It comes whenever I catch a glimpse of my watch at work. As soon as my mind becomes cognisant of the time, I am cruelly transported into some torturous dimensional pocket where minutes are measured in hours, and hours in long, slowly grinding days. Of course, I only work on a casual basis. I should not be bored, right? Wrong. Taking on extra hours at the university library was a monumental disaster for my psyche.

The library becomes a tomb in the holidays. Barely a soul walks the corridors of the bottom floor. All but a few of the computer terminals in the hallways sit eerily black and vacant. Even the resident cricket in the stairwell has forsaken its singing in favour of an annual holiday to some far-off tropical getaway. I am loath to the leave the inter-library loans office in fear of confronting the sheer emptiness of the place; the emptiness that seems to have pervaded my own mind.

Being at work is like facing Chinese water torture at times, only instead of water droplets, it is the endless shuffling of paper and clicking of keyboards that drives me insane.
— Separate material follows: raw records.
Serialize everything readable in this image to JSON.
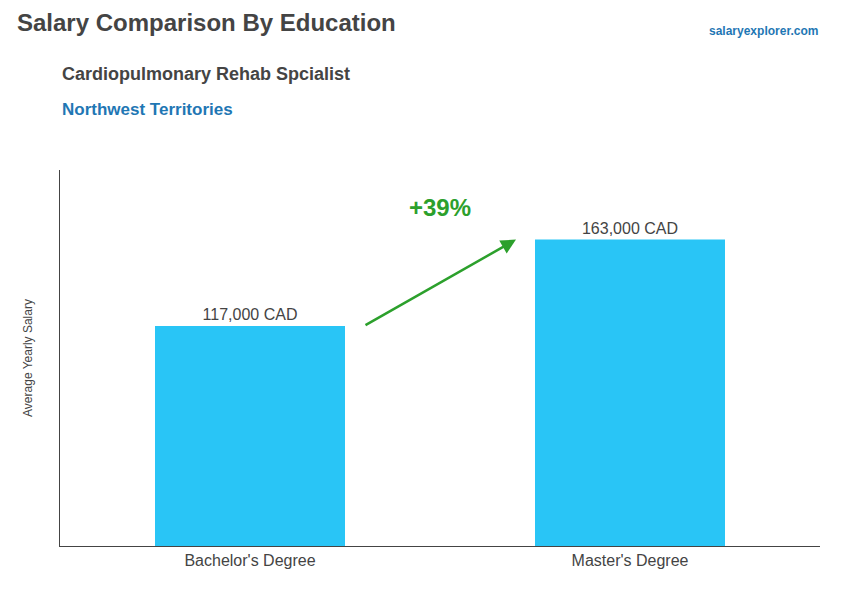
{
  "chart_data": {
    "type": "bar",
    "title": "Salary Comparison By Education",
    "subtitle": [
      "Cardiopulmonary Rehab Spcialist",
      "Northwest Territories"
    ],
    "annotations": [
      "salaryexplorer.com",
      "+39%"
    ],
    "ylabel": "Average Yearly Salary",
    "categories": [
      "Bachelor's Degree",
      "Master's Degree"
    ],
    "values": [
      117000,
      163000
    ],
    "value_labels": [
      "117,000 CAD",
      "163,000 CAD"
    ],
    "data_labels": true,
    "color": "#29C5F6",
    "ylim": [
      0,
      200000
    ],
    "grid": false,
    "tick_labels": "x"
  }
}
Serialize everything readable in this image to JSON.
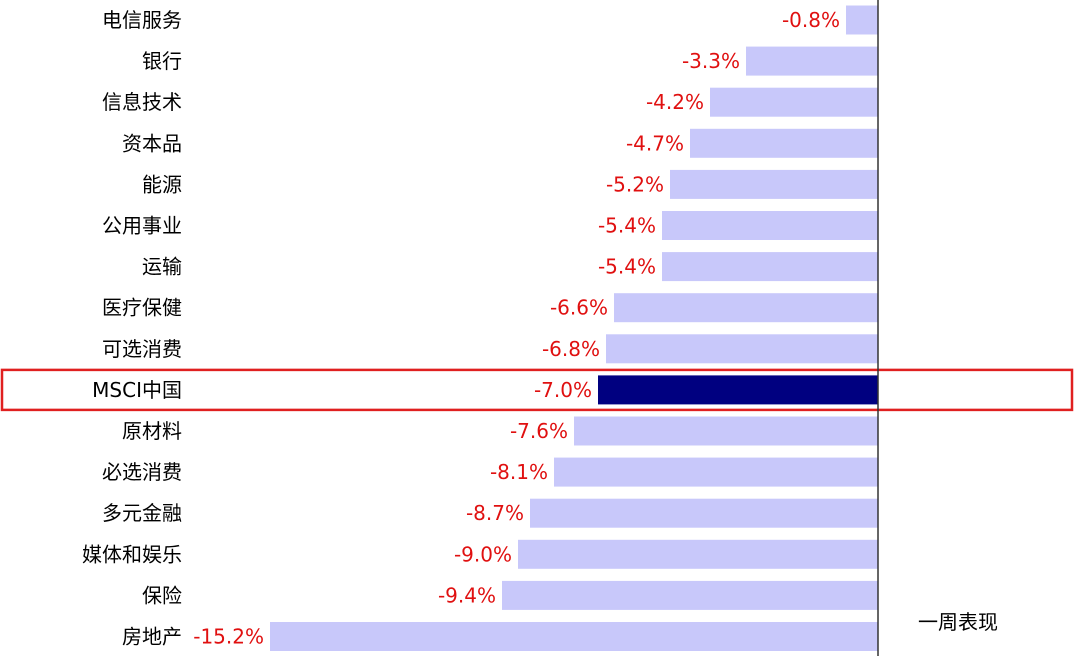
{
  "chart_data": {
    "type": "bar",
    "orientation": "horizontal",
    "categories": [
      "电信服务",
      "银行",
      "信息技术",
      "资本品",
      "能源",
      "公用事业",
      "运输",
      "医疗保健",
      "可选消费",
      "MSCI中国",
      "原材料",
      "必选消费",
      "多元金融",
      "媒体和娱乐",
      "保险",
      "房地产"
    ],
    "values": [
      -0.8,
      -3.3,
      -4.2,
      -4.7,
      -5.2,
      -5.4,
      -5.4,
      -6.6,
      -6.8,
      -7.0,
      -7.6,
      -8.1,
      -8.7,
      -9.0,
      -9.4,
      -15.2
    ],
    "value_labels": [
      "-0.8%",
      "-3.3%",
      "-4.2%",
      "-4.7%",
      "-5.2%",
      "-5.4%",
      "-5.4%",
      "-6.6%",
      "-6.8%",
      "-7.0%",
      "-7.6%",
      "-8.1%",
      "-8.7%",
      "-9.0%",
      "-9.4%",
      "-15.2%"
    ],
    "highlight_category": "MSCI中国",
    "series": [
      {
        "name": "一周表现",
        "values": [
          -0.8,
          -3.3,
          -4.2,
          -4.7,
          -5.2,
          -5.4,
          -5.4,
          -6.6,
          -6.8,
          -7.0,
          -7.6,
          -8.1,
          -8.7,
          -9.0,
          -9.4,
          -15.2
        ]
      }
    ],
    "legend": {
      "label": "一周表现",
      "position": "bottom-right"
    },
    "xlim": [
      -16,
      0
    ],
    "unit": "%",
    "grid": false,
    "colors": {
      "bar": "#c8c8fa",
      "highlight_bar": "#000080",
      "value_label": "#e01010",
      "highlight_box": "#e02020",
      "axis": "#333333"
    }
  }
}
I only endure this job because it is temporary, and a way of earning easy money while I study. My greater fear is that, upon graduating, I will find myself with a permanent job that is equally boring. That prospect has inspired terror ever since I came back from Canberra.
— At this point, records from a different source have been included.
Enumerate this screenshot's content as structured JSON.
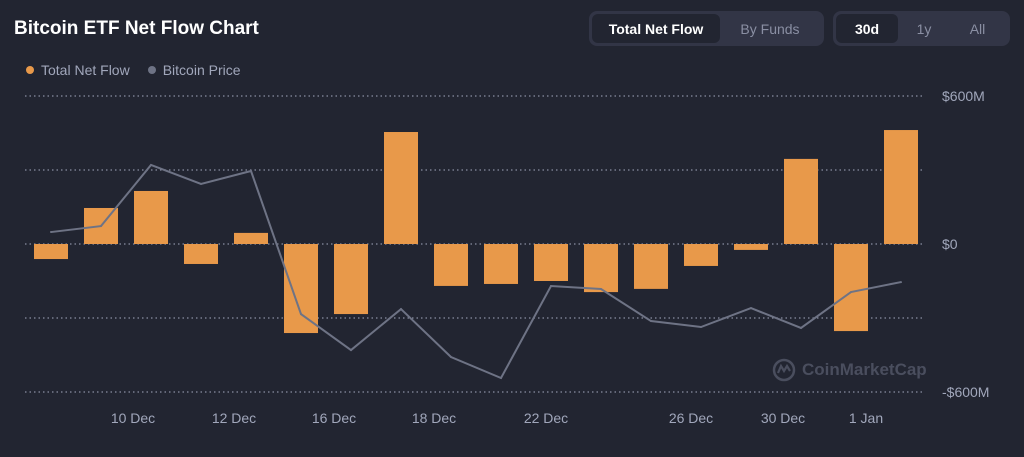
{
  "title": "Bitcoin ETF Net Flow Chart",
  "view_toggle": {
    "options": [
      "Total Net Flow",
      "By Funds"
    ],
    "selected": "Total Net Flow"
  },
  "range_toggle": {
    "options": [
      "30d",
      "1y",
      "All"
    ],
    "selected": "30d"
  },
  "watermark": "CoinMarketCap",
  "colors": {
    "background": "#222531",
    "net_flow": "#e8994a",
    "price": "#6e7385",
    "grid": "#8a8fa3"
  },
  "chart_data": {
    "type": "bar",
    "title": "Bitcoin ETF Net Flow Chart",
    "legend": {
      "position": "top-left",
      "entries": [
        "Total Net Flow",
        "Bitcoin Price"
      ]
    },
    "y_axis": {
      "ticks": [
        "$600M",
        "$0",
        "-$600M"
      ],
      "tick_values": [
        600,
        0,
        -600
      ],
      "unit": "$M",
      "ylim": [
        -600,
        600
      ],
      "grid": true,
      "position": "right"
    },
    "x_ticks": [
      {
        "label": "10 Dec",
        "at_index": 1.64
      },
      {
        "label": "12 Dec",
        "at_index": 3.66
      },
      {
        "label": "16 Dec",
        "at_index": 5.66
      },
      {
        "label": "18 Dec",
        "at_index": 7.66
      },
      {
        "label": "22 Dec",
        "at_index": 9.9
      },
      {
        "label": "26 Dec",
        "at_index": 12.8
      },
      {
        "label": "30 Dec",
        "at_index": 14.64
      },
      {
        "label": "1 Jan",
        "at_index": 16.3
      }
    ],
    "series": [
      {
        "name": "Total Net Flow",
        "type": "bar",
        "values": [
          -61,
          146,
          215,
          -81,
          45,
          -361,
          -284,
          454,
          -170,
          -162,
          -150,
          -195,
          -182,
          -89,
          -24,
          345,
          -353,
          462
        ]
      },
      {
        "name": "Bitcoin Price",
        "type": "line",
        "values": [
          101750,
          102130,
          106000,
          104800,
          105620,
          96550,
          94270,
          96870,
          93830,
          92500,
          98330,
          98140,
          96110,
          95730,
          96930,
          95670,
          97950,
          98580
        ]
      }
    ]
  }
}
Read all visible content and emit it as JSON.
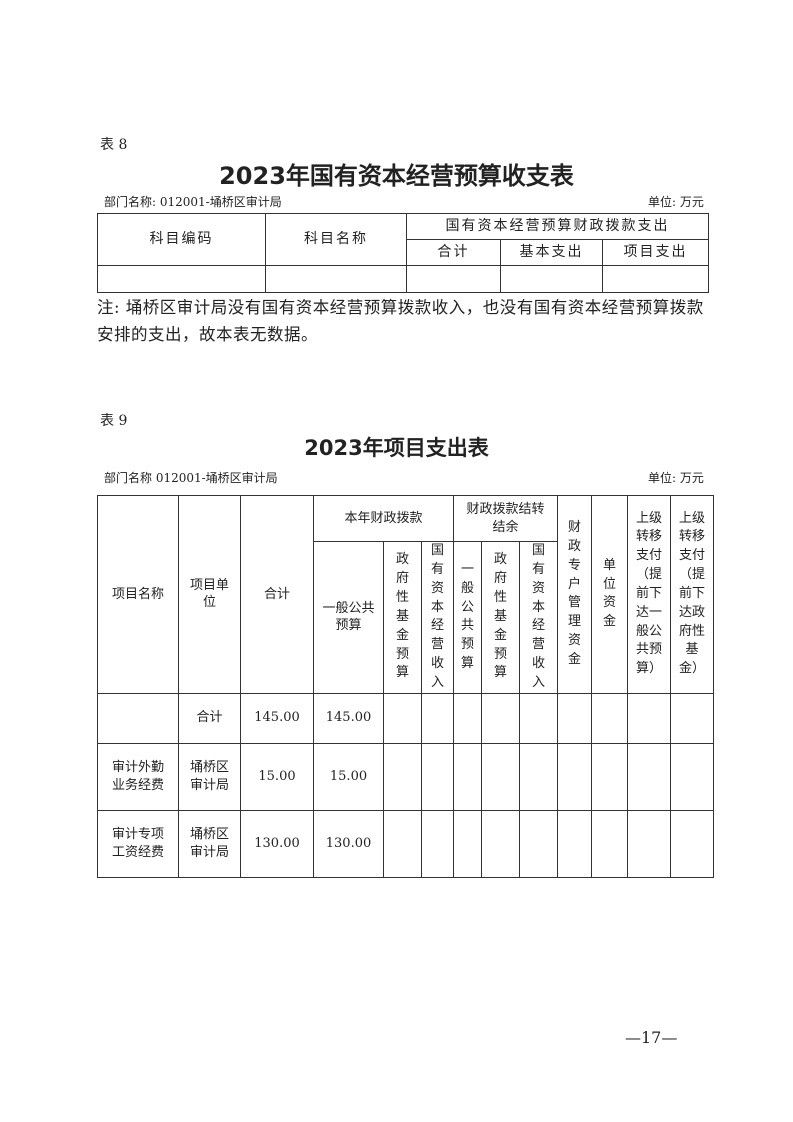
{
  "table8": {
    "label": "表 8",
    "title": "2023年国有资本经营预算收支表",
    "department": "部门名称: 012001-埇桥区审计局",
    "unit": "单位: 万元",
    "headers": {
      "code": "科目编码",
      "name": "科目名称",
      "group": "国有资本经营预算财政拨款支出",
      "total": "合计",
      "basic": "基本支出",
      "project": "项目支出"
    },
    "note": "注: 埇桥区审计局没有国有资本经营预算拨款收入，也没有国有资本经营预算拨款安排的支出，故本表无数据。"
  },
  "table9": {
    "label": "表 9",
    "title": "2023年项目支出表",
    "department": "部门名称 012001-埇桥区审计局",
    "unit": "单位: 万元",
    "headers": {
      "project_name": "项目名称",
      "project_unit": "项目单位",
      "total": "合计",
      "current_group": "本年财政拨款",
      "carry_group": "财政拨款结转结余",
      "general": "一般公共预算",
      "gov_fund": "政府性基金预算",
      "state_capital": "国有资本经营收入",
      "carry_general": "一般公共预算",
      "carry_gov_fund": "政府性基金预算",
      "carry_state_capital": "国有资本经营收入",
      "special_account": "财政专户管理资金",
      "unit_funds": "单位资金",
      "transfer_general": "上级转移支付（提前下达一般公共预算）",
      "transfer_gov_fund": "上级转移支付（提前下达政府性基金）"
    },
    "rows": [
      {
        "name": "",
        "unit": "合计",
        "total": "145.00",
        "general": "145.00"
      },
      {
        "name": "审计外勤业务经费",
        "unit": "埇桥区审计局",
        "total": "15.00",
        "general": "15.00"
      },
      {
        "name": "审计专项工资经费",
        "unit": "埇桥区审计局",
        "total": "130.00",
        "general": "130.00"
      }
    ]
  },
  "page_number": "—17—"
}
It sounds ridiculous, but it is making me truly sick with dread just thinking of this right now. I need to go to a careers counsellor, I think. I need to feel that there is a job out there that won’t include hours of boredom in its description. I need to have my mind stimulated. Right now, I feel as though it is dribbling from my ears. I have become a mindless automaton; a tortured human mind trapped in the body of an assembly-line robot.
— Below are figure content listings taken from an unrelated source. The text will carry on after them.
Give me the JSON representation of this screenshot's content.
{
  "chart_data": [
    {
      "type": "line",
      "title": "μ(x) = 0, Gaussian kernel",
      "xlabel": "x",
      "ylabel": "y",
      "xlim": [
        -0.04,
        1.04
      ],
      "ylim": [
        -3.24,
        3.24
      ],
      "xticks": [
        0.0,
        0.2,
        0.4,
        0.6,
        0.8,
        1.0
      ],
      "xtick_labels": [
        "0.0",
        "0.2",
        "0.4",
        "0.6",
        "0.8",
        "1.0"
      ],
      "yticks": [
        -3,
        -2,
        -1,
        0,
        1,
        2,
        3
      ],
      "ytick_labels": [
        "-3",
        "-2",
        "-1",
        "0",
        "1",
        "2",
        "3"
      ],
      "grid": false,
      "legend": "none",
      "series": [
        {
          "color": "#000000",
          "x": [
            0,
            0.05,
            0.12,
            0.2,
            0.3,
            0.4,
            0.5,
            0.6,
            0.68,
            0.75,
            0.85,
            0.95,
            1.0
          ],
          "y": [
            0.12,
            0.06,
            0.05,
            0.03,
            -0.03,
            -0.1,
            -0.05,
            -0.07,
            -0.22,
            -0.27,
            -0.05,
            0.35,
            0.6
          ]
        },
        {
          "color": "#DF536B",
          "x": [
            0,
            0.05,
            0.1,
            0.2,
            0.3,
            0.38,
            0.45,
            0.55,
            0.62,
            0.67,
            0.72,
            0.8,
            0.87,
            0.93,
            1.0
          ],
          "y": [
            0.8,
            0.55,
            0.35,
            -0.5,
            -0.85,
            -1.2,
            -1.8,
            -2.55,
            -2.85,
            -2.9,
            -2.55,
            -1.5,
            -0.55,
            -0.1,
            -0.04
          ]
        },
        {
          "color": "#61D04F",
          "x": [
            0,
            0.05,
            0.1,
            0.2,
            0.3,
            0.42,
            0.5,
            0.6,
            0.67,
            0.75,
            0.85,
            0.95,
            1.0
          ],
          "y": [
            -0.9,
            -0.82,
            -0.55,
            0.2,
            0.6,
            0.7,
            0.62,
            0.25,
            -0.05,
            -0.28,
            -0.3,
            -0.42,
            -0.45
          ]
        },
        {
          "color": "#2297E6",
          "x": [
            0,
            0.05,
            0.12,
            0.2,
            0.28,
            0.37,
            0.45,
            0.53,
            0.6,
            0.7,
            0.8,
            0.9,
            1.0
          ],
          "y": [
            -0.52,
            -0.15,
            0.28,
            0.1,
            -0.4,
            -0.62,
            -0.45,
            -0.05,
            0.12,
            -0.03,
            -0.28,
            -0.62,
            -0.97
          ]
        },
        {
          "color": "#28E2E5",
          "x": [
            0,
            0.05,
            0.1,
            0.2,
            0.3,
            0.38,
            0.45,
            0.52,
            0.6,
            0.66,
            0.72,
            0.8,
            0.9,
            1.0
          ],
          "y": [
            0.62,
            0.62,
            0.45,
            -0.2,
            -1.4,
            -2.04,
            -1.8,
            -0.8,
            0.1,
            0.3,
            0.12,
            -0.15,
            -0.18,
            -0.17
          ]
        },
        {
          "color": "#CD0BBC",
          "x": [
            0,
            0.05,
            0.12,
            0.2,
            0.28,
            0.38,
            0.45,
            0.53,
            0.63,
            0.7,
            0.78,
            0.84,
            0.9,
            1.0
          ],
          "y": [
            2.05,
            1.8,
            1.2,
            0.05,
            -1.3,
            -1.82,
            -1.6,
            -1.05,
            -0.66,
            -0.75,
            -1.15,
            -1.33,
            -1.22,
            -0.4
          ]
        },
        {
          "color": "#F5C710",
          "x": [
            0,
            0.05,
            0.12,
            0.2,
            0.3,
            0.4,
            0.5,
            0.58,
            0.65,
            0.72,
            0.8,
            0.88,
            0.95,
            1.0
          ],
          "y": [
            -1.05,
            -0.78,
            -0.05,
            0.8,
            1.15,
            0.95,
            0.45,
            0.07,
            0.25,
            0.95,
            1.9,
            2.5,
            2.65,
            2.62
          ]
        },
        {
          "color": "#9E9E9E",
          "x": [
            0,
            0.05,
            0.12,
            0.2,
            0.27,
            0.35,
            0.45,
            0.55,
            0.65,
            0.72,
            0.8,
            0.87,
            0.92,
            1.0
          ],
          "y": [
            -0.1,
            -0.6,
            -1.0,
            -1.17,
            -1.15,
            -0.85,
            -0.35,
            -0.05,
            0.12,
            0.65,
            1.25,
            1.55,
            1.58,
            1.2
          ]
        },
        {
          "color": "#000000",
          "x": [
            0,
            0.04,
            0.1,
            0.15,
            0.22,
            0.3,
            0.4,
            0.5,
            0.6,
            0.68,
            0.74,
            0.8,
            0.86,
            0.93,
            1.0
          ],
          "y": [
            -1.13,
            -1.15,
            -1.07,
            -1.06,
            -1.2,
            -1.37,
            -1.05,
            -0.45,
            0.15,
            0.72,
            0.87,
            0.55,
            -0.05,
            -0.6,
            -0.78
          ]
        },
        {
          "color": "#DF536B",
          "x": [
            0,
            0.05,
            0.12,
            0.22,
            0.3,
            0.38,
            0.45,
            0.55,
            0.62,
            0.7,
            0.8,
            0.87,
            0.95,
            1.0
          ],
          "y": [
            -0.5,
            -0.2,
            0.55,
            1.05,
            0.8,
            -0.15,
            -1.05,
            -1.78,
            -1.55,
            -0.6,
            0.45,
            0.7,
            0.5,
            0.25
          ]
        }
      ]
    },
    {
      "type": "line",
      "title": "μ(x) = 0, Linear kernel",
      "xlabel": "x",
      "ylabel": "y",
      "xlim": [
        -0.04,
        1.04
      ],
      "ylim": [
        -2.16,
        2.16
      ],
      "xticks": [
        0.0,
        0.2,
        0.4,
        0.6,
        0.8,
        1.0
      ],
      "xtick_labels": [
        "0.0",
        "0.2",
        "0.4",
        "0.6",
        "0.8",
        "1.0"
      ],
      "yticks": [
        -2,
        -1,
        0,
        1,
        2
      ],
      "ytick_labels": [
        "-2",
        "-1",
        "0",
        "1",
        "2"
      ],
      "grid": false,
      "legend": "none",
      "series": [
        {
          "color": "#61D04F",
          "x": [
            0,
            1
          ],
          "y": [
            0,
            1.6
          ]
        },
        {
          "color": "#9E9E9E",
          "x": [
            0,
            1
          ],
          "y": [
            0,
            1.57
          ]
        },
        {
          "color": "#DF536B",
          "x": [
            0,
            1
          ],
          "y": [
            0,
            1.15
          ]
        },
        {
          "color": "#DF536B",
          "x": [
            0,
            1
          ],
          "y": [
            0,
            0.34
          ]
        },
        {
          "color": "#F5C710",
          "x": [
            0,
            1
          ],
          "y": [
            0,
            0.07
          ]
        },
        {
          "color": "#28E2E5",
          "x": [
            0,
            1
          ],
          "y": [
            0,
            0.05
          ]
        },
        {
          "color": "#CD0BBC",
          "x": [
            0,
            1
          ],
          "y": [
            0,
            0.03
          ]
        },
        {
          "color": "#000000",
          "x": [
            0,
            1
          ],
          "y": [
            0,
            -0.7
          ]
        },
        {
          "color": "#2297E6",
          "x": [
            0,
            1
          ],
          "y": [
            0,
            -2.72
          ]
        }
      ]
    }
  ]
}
I may have written many a stirring ode to public health, and it is true that my passion for it runs deep, but the only public health career I am certain I could get is also the least appealing to me. I do not want to be a public servant. My father’s side is rife with them, and they’re not exactly the sorts of people I want to emulate. I do not want to be tied down to an office or waylaid by bureaucracy, and yet at the same time, I don’t feel I am brave enough to work for anything so adventurous as AusAid or the various overseas aid agencies. It took a great deal of strength to deal with going interstate for six weeks by myself. Heading to a developing country for indefinite periods of time would no doubt be a one-way trip to nervous breakdown land. I hardly think I have the ‘stuff’ for it at this point in my life.

Where exactly does this leave me? Gripped by horror; trembling with fear; sick with dread…all the usual terms of endearment for my favourite buddy: anxiety. I cannot do this anymore. I cannot worry without end about things that may not even transpire. My brother - the marijuana-smoking, lava lamp owning, hard-rock loving current version of my brother – tells me to ‘chill out’. Perhaps he has a point. Perhaps I worry needlessly, because it is in my nature, my wiring, my chemistry. Perhaps I should ‘go with the flow’, if I could ever convince my brain to stand down. Perhaps I am creating boredom where only the everyday resides. Perhaps I should just accept that boredom happens, like anything else.

Is boredom just a natural part of working life? Should I accept that death-ray of ennui with grace? Or have I lumbered down the wrong path, one along which my ever-hungry mind will simply starve to death? I do not have the answers right now. All I have are desperate questions. I need to know more about where I am heading. I need to know all the exits and all the escape routes. Most importantly, I need to know that I’m not travelling along a no-through road.